It’s a sad day when a president of the United States locks the doors to entry of refugees to this country. And it’s mortifying to compare this with the heroic efforts of the Italian Coast Guard, the Greeks and the Germans in helping the thousands of desperate refugees fleeing to Europe. It is hard to imagine circumstances so dire that people would take to unsafe boats with complete strangers, or how a family makes a journey through multiple countries speaking different languages. For the U.S. to refuse aid in light of its actions in the Middle East, military and otherwise, is a cruel mockery of the words on the Statue of Liberty: “Give me your tired, your poor, your huddled masses yearning to breathe free, the wretched refuse of your teeming shore. Send these, the homeless, tempest-tossed to me, I lift my lamp beside the golden door!”

Donald Trump has irresponsibly played on understandable fears with regard to terrorism from Al Qaeda and ISIS. Certainly there may be risks in accepting refugees, but risk is part of life, and considering that refugees are disproportionately women and children, and all refugees already undergo a daunting and exhaustive vetting process, this is a risk I am willing to take in the name of simple humanity.
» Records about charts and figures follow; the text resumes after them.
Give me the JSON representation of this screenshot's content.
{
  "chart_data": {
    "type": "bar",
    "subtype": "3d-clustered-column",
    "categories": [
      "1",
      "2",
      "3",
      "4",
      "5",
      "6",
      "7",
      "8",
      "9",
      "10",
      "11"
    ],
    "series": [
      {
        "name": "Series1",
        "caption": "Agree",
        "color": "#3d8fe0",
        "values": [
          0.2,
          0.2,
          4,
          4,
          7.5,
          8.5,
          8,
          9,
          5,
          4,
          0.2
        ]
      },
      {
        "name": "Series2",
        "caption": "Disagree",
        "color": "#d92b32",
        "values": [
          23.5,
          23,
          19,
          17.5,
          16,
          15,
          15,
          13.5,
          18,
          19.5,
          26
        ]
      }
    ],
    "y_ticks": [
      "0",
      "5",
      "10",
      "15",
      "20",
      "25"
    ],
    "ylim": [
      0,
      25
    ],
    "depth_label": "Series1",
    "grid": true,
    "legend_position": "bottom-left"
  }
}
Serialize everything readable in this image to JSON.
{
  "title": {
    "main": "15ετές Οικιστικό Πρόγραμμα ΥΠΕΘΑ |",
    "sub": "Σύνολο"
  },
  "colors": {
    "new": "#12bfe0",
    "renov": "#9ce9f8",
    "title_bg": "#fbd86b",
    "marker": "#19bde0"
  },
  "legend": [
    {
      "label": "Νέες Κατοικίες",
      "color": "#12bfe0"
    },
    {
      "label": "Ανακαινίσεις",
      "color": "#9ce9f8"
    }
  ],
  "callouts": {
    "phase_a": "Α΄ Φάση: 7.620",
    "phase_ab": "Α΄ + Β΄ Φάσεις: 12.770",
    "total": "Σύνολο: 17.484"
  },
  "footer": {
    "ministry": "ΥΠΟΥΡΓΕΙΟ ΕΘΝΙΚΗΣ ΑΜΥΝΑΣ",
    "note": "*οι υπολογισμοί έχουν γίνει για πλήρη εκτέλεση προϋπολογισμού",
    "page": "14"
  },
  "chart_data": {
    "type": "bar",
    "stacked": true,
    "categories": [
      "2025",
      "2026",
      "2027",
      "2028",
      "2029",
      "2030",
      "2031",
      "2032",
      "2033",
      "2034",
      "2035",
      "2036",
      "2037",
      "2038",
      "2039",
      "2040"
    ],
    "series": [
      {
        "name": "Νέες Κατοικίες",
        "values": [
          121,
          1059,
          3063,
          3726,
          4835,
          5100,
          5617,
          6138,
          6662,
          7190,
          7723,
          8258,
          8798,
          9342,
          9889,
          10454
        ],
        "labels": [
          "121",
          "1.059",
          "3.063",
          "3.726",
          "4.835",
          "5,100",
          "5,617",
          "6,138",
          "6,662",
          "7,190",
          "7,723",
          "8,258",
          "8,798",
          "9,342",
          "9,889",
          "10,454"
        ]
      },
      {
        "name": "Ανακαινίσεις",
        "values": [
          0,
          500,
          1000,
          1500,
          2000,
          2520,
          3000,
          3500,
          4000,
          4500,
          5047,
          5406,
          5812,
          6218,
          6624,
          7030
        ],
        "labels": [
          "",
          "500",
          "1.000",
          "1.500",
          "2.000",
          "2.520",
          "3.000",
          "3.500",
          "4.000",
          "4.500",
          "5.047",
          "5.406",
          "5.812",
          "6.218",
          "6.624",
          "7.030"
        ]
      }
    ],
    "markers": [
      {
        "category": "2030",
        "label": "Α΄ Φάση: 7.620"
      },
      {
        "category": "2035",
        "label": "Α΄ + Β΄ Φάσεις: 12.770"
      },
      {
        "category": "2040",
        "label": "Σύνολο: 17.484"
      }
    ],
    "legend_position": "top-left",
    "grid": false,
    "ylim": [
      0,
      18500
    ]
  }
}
I commend Catholic Charities Maine for their continuing commitment to resettling refugees, Sens. Susan Collins and Angus King for their opposition to Trump’s order banning refugees, and the many ordinary people who protested at Maine’s airports.

In our present situation with regard to refugees and the state of this country, I am reminded of the words of the sage Hillel: “If I am not for myself, who will be? If I am only for myself, what am I?”